Meses después vendría el segundo, igual sitio y simbología, pero esta vez fue “la buena fortuna”, aquella que me acompañó un 22 de febrero de 2002 cuando tuve un espectacular y aparatoso accidente de tráfico entrando a Madrid por la carretera de Barcelona a la altura del Motel Avión, y del que milagrosamente salí viva, y prácticamente ilesa, tan “solo” una vértebra rota.

Un año después llegaría el del tobillo, una bonita inicial, la de mi nombre, enredada en unas flores moradas (mi color favorito), dibujo original del tatuador, que supo muy bien captar la idea que yo le di.

Y ahora llevo meses dándole vueltas al cuarto tatuaje… la idea la he encontrado, y el lugar también.
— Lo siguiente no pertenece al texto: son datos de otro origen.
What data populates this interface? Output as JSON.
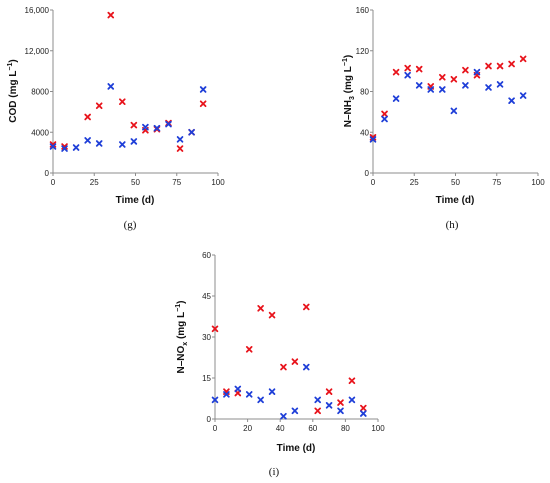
{
  "colors": {
    "red": "#e8141c",
    "blue": "#1f3fd8",
    "axis": "#8c8c8c"
  },
  "marker": "x-cross",
  "chart_data": [
    {
      "type": "scatter",
      "panel_label": "(g)",
      "xlabel": "Time (d)",
      "ylabel_main": "COD (mg L",
      "ylabel_sup": "−1",
      "ylabel_tail": ")",
      "xlim": [
        0,
        100
      ],
      "ylim": [
        0,
        16000
      ],
      "xticks": [
        "0",
        "25",
        "50",
        "75",
        "100"
      ],
      "yticks": [
        "0",
        "4000",
        "8000",
        "12,000",
        "16,000"
      ],
      "series": [
        {
          "color_key": "red",
          "x": [
            0,
            7,
            21,
            28,
            35,
            42,
            49,
            56,
            63,
            70,
            77,
            84,
            91
          ],
          "y": [
            2800,
            2600,
            5500,
            6600,
            15500,
            7000,
            4700,
            4200,
            4300,
            4900,
            2400,
            4000,
            6800
          ]
        },
        {
          "color_key": "blue",
          "x": [
            0,
            7,
            14,
            21,
            28,
            35,
            42,
            49,
            56,
            63,
            70,
            77,
            84,
            91
          ],
          "y": [
            2600,
            2400,
            2500,
            3200,
            2900,
            8500,
            2800,
            3100,
            4500,
            4400,
            4800,
            3300,
            4000,
            8200
          ]
        }
      ]
    },
    {
      "type": "scatter",
      "panel_label": "(h)",
      "xlabel": "Time (d)",
      "ylabel_main": "N–NH",
      "ylabel_sub": "3",
      "ylabel_mid": " (mg L",
      "ylabel_sup": "−1",
      "ylabel_tail": ")",
      "xlim": [
        0,
        100
      ],
      "ylim": [
        0,
        160
      ],
      "xticks": [
        "0",
        "25",
        "50",
        "75",
        "100"
      ],
      "yticks": [
        "0",
        "40",
        "80",
        "120",
        "160"
      ],
      "series": [
        {
          "color_key": "red",
          "x": [
            0,
            7,
            14,
            21,
            28,
            35,
            42,
            49,
            56,
            63,
            70,
            77,
            84,
            91
          ],
          "y": [
            35,
            58,
            99,
            103,
            102,
            85,
            94,
            92,
            101,
            96,
            105,
            105,
            107,
            112
          ]
        },
        {
          "color_key": "blue",
          "x": [
            0,
            7,
            14,
            21,
            28,
            35,
            42,
            49,
            56,
            63,
            70,
            77,
            84,
            91
          ],
          "y": [
            33,
            53,
            73,
            96,
            86,
            82,
            82,
            61,
            86,
            99,
            84,
            87,
            71,
            76
          ]
        }
      ]
    },
    {
      "type": "scatter",
      "panel_label": "(i)",
      "xlabel": "Time (d)",
      "ylabel_main": "N–NO",
      "ylabel_sub": "x",
      "ylabel_mid": " (mg L",
      "ylabel_sup": "−1",
      "ylabel_tail": ")",
      "xlim": [
        0,
        100
      ],
      "ylim": [
        0,
        60
      ],
      "xticks": [
        "0",
        "20",
        "40",
        "60",
        "80",
        "100"
      ],
      "yticks": [
        "0",
        "15",
        "30",
        "45",
        "60"
      ],
      "series": [
        {
          "color_key": "red",
          "x": [
            0,
            7,
            14,
            21,
            28,
            35,
            42,
            49,
            56,
            63,
            70,
            77,
            84,
            91
          ],
          "y": [
            33,
            10,
            9.5,
            25.5,
            40.5,
            38,
            19,
            21,
            41,
            3,
            10,
            6,
            14,
            4
          ]
        },
        {
          "color_key": "blue",
          "x": [
            0,
            7,
            14,
            21,
            28,
            35,
            42,
            49,
            56,
            63,
            70,
            77,
            84,
            91
          ],
          "y": [
            7,
            9,
            11,
            9,
            7,
            10,
            1,
            3,
            19,
            7,
            5,
            3,
            7,
            2
          ]
        }
      ]
    }
  ]
}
Creo que discurrirá por donde los dos primeros, empezando a deslizarse por la espalda, guiándose por la columna, y será el símbolo chino de la felicidad.

3 comentarios:

Xtebra dijo...

Una bonita historia.
Yo llevo meses dandole vueltas a donde y como, aunque el que lo tengo claro. El kanji (simbolo japones) del agua (supuestamente soy de caracter agua y alguna cosilla mas).

Necio Hutopo dijo...

Yo tengo uno... EN un homóplato; "No Pasaran"

Hablamos de otras cosas, aca
http://hutoyuyos.blogspot.com/

Xtebra dijo...

Hombre, yo tambien había pensado en un "made in galicia" en el jamon, o un codigo de barras en salva sea la parte donde la espalda pierde su casto nombre.